The execution lasted twenty minutes and created one of the defining historical moments of the 20th century. It brought about the end of the third-largest empire in the history of the world and ended a 300-year royal dynasty.

The tragedy for the Romanovs did not end here. It would not be until 1991 that what was left of the remains were discovered.

After the execution, the bodies were transported to a forest. They were stripped and looted of all they had on them. The bodies had acid poured on them and were smashed with the butts of rifles. Tsarevich Alexei and Grand Duchess Maria were burned, and their bones were crushed with spades. They would be buried in another location to confuse anyone were to possibly stumble upon the remains.

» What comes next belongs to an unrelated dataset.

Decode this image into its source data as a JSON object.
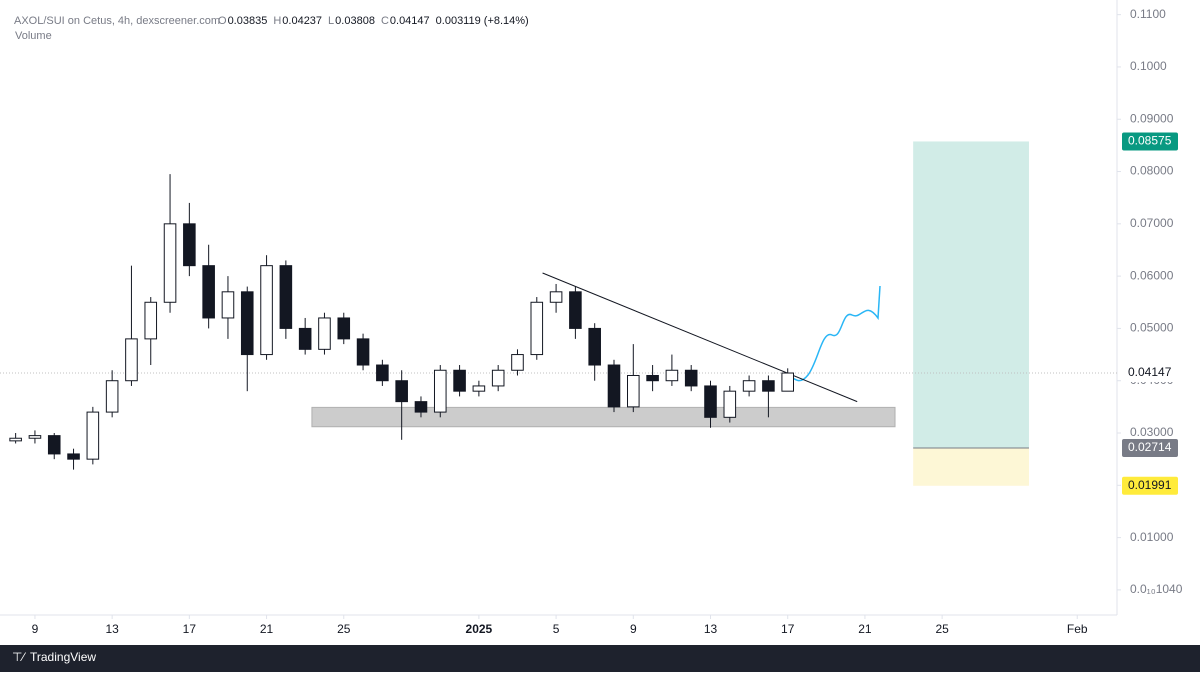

The lengths that went into hiding and disfiguring their bodies meant that they would not be discovered until 1991. The Tsar, Tsarina, and three of their daughters were found, identified, and later laid to rest in 1998 in the family vault – seventy-four years after the execution.

The final resting places of the Romanov family and their servants in St. Catherine’s Chapel in the Peter and Paul Cathedral. By Dennis Jarvis from Halifax, Canada – Russia_2078, CC BY-SA 2.0, https://commons.wikimedia.org/w/index.php?curid=48898726

It would be another sixteen years before Tsarevich Alexei and Grand Duchess Maria would be found. Intensive DNA testing that took place in 2009, and later in 2015, on the Tsar and Tsarina confirmed the bones belonged to the Imperial Family.

The bodies of the fallen family could now be laid to rest, together as one, in the Saints Peter and Paul Cathedral in St Petersburg.